This is the same question I posted on StackOverflow
Right now I’m performing multi hot encoding in vanilla numpy but I’d like to port the code to dask.
import numpy as np
data = np.array([
[1, 4, 77, 87, 100, 101, 102, 121],
[12, 41, 58, 67, 81, 84, 96, 111],
[31, 33, 35, 50, 60, 70, 92, 99],
])
multihot = np.eye(128, dtype=bool)[data]
multihot = np.logical_or.reduce(multihot, axis=1)

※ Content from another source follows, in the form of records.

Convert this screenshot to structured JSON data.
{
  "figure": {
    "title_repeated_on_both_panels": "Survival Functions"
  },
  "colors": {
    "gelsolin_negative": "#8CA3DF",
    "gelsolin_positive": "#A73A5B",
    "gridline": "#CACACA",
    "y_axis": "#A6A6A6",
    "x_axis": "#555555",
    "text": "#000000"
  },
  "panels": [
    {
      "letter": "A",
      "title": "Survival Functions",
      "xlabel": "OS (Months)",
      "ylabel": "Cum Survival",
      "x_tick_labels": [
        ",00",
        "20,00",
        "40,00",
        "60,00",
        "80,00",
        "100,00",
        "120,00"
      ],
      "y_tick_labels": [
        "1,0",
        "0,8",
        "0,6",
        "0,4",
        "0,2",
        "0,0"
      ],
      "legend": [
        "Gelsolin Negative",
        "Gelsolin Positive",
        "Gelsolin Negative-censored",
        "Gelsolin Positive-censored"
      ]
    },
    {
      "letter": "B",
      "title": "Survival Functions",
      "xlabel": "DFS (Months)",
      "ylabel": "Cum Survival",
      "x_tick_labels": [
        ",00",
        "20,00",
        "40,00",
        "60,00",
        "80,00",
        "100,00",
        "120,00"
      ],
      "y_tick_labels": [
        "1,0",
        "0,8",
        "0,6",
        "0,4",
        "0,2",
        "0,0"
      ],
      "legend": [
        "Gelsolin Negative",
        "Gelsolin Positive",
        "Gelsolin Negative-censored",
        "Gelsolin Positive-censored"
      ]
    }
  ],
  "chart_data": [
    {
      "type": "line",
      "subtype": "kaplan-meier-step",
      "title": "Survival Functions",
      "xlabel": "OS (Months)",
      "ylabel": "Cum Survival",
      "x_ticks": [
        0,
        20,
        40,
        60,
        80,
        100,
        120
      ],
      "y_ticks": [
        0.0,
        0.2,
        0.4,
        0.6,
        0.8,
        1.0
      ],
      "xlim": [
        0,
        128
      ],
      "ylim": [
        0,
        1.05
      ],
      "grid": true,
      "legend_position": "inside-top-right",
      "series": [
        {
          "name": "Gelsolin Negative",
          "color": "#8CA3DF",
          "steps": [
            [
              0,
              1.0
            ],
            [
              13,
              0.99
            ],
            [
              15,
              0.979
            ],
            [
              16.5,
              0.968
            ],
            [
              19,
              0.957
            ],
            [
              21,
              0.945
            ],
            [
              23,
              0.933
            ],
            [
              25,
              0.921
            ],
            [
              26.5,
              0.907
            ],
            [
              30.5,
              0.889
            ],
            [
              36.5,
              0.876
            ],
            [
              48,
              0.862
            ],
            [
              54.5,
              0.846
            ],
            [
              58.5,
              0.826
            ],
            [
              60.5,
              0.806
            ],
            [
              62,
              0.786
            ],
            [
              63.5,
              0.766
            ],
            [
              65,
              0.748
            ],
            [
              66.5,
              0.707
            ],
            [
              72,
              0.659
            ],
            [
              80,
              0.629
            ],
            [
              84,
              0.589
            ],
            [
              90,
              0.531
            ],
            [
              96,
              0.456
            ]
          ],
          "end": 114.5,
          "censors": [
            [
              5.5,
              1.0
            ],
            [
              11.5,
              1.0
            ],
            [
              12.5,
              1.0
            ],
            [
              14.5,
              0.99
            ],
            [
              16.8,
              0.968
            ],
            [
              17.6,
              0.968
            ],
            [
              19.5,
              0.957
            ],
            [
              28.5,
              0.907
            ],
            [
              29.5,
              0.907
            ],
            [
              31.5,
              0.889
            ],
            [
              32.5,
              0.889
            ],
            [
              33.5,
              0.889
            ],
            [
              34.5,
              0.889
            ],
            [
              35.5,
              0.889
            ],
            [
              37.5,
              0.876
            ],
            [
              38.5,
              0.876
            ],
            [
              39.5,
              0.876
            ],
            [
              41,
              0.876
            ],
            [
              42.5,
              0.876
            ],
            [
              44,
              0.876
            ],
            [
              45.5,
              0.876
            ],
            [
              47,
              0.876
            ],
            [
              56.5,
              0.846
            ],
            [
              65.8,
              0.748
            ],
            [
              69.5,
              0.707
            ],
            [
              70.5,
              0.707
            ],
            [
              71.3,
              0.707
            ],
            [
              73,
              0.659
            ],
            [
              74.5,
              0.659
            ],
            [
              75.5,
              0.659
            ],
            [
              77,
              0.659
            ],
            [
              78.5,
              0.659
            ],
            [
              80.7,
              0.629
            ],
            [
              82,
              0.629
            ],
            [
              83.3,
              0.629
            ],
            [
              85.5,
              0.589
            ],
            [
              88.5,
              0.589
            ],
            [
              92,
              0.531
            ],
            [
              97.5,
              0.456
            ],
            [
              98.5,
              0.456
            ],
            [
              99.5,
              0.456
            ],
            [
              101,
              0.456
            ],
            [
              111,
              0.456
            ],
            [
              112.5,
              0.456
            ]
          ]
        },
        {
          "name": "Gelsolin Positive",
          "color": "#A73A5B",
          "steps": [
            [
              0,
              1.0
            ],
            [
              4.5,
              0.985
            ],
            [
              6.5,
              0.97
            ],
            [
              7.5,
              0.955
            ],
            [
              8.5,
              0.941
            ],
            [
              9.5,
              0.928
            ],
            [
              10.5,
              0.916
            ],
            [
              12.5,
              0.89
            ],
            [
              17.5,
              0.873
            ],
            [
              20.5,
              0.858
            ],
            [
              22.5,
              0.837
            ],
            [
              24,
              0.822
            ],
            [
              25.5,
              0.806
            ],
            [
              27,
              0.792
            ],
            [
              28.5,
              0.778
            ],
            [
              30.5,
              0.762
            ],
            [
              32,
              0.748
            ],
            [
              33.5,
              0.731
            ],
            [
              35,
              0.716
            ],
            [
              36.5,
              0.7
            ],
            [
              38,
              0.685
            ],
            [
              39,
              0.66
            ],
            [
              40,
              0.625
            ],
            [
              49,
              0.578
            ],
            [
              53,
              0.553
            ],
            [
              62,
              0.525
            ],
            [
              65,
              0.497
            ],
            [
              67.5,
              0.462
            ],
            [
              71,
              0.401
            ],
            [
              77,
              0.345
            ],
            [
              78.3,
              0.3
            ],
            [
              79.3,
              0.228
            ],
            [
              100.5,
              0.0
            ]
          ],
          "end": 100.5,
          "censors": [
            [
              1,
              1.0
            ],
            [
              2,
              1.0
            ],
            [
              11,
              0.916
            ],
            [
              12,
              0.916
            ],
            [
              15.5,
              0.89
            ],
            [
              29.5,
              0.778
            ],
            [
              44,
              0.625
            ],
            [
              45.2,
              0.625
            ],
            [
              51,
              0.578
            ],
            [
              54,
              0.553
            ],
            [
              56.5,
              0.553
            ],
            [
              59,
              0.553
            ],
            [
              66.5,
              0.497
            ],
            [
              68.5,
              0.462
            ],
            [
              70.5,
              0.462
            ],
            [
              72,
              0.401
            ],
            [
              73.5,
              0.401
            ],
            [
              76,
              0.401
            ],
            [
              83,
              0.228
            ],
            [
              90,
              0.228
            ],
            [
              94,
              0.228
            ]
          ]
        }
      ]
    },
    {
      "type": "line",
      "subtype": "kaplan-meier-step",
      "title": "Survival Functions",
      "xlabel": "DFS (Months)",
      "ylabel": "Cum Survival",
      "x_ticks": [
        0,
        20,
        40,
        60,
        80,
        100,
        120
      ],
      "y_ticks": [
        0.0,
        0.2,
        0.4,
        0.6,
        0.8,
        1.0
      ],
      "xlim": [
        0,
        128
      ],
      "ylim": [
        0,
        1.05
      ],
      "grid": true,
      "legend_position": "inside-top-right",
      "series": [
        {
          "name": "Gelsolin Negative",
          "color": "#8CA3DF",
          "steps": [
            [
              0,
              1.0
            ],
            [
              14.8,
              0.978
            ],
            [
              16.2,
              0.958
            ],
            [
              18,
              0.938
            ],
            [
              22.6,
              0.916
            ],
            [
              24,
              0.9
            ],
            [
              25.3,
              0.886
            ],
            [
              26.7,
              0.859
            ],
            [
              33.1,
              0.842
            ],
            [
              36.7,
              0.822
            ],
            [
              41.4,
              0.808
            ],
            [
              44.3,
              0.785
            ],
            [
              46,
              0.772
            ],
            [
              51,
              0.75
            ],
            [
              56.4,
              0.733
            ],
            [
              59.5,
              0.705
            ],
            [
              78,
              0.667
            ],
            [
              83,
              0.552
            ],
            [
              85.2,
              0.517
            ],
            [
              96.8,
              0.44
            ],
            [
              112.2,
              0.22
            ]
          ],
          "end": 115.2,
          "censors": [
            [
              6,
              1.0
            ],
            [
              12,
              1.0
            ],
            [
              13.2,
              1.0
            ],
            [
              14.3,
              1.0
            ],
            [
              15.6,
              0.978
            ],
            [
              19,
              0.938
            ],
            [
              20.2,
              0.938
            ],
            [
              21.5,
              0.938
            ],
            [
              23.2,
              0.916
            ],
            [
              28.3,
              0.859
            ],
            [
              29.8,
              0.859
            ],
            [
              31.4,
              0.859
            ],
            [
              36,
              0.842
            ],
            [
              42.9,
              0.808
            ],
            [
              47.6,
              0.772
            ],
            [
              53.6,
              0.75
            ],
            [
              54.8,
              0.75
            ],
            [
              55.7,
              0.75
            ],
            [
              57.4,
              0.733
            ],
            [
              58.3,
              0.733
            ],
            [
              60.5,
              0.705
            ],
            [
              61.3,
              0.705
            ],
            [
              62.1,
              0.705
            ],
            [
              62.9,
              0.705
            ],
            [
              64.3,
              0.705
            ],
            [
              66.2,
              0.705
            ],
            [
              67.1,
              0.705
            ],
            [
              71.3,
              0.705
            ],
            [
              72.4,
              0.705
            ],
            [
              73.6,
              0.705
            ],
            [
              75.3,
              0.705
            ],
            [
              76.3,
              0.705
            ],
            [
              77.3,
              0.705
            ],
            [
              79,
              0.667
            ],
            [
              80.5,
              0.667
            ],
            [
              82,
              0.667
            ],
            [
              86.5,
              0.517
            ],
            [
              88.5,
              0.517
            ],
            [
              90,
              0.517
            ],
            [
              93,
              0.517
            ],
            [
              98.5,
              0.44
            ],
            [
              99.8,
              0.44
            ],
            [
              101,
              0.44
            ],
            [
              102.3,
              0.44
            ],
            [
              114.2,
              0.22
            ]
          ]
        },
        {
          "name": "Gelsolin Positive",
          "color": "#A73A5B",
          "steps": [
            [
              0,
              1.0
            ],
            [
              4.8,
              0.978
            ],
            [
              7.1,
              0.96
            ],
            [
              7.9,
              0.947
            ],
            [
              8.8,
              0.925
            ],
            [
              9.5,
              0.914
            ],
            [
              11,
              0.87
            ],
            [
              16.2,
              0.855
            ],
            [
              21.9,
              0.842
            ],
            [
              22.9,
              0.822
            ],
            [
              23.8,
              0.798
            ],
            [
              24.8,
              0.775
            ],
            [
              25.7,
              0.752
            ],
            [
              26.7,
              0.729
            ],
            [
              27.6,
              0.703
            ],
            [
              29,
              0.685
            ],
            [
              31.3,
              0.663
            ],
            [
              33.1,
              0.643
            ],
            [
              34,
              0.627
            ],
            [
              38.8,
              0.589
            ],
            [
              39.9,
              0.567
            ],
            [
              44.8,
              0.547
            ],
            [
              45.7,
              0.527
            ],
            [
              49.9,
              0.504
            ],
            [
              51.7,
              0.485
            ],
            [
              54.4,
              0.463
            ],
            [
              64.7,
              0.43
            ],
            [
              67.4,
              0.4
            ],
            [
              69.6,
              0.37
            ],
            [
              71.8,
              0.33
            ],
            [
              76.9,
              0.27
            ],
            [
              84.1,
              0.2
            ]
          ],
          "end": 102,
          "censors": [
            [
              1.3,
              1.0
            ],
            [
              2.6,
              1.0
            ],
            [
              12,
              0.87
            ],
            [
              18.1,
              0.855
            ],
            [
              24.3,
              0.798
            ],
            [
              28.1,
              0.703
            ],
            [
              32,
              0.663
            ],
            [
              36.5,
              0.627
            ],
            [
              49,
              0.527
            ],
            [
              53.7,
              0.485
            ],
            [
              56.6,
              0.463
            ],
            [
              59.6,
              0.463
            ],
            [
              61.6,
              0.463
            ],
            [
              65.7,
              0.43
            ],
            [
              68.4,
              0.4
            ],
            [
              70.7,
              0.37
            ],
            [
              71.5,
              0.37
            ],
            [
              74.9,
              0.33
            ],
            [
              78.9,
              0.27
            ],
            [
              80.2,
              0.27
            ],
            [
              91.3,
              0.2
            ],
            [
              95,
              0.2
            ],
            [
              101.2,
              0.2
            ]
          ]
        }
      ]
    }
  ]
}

print(multihot.astype(int))
The previous block of code produce this output
[[0 1 0 0 1 0 0 0 0 0 0 0 0 0 0 0 0 0 0 0 0 0 0 0 0 0 0 0 0 0 0 0 0 0 0 0
0 0 0 0 0 0 0 0 0 0 0 0 0 0 0 0 0 0 0 0 0 0 0 0 0 0 0 0 0 0 0 0 0 0 0 0
0 0 0 0 0 1 0 0 0 0 0 0 0 0 0 1 0 0 0 0 0 0 0 0 0 0 0 0 1 1 1 0 0 0 0 0
0 0 0 0 0 0 0 0 0 0 0 0 0 1 0 0 0 0 0 0]
[0 0 0 0 0 0 0 0 0 0 0 0 1 0 0 0 0 0 0 0 0 0 0 0 0 0 0 0 0 0 0 0 0 0 0 0
0 0 0 0 0 1 0 0 0 0 0 0 0 0 0 0 0 0 0 0 0 0 1 0 0 0 0 0 0 0 0 1 0 0 0 0
0 0 0 0 0 0 0 0 0 1 0 0 1 0 0 0 0 0 0 0 0 0 0 0 1 0 0 0 0 0 0 0 0 0 0 0
0 0 0 1 0 0 0 0 0 0 0 0 0 0 0 0 0 0 0 0]
[0 0 0 0 0 0 0 0 0 0 0 0 0 0 0 0 0 0 0 0 0 0 0 0 0 0 0 0 0 0 0 1 0 1 0 1
0 0 0 0 0 0 0 0 0 0 0 0 0 0 1 0 0 0 0 0 0 0 0 0 1 0 0 0 0 0 0 0 0 0 1 0
0 0 0 0 0 0 0 0 0 0 0 0 0 0 0 0 0 0 0 0 1 0 0 0 0 0 0 1 0 0 0 0 0 0 0 0
0 0 0 0 0 0 0 0 0 0 0 0 0 0 0 0 0 0 0 0]
-
Is there a more efficient and dask compatible way to perform this type of conversion?
(The number of categories is 128 and each row ofdata
is ordered in ascending order) -
Can I port this procedure in dask? The problem with this block of code is that dask does not support slicing with lists in multiple axes. Moreover dask.array.Array.vindex does not support indexing with dask objects, you first have to call compute (e.g.
da.eye(128, dtype=bool).vindex[data.compute()]
) butdata
is a huge dask array and does not fits in memory.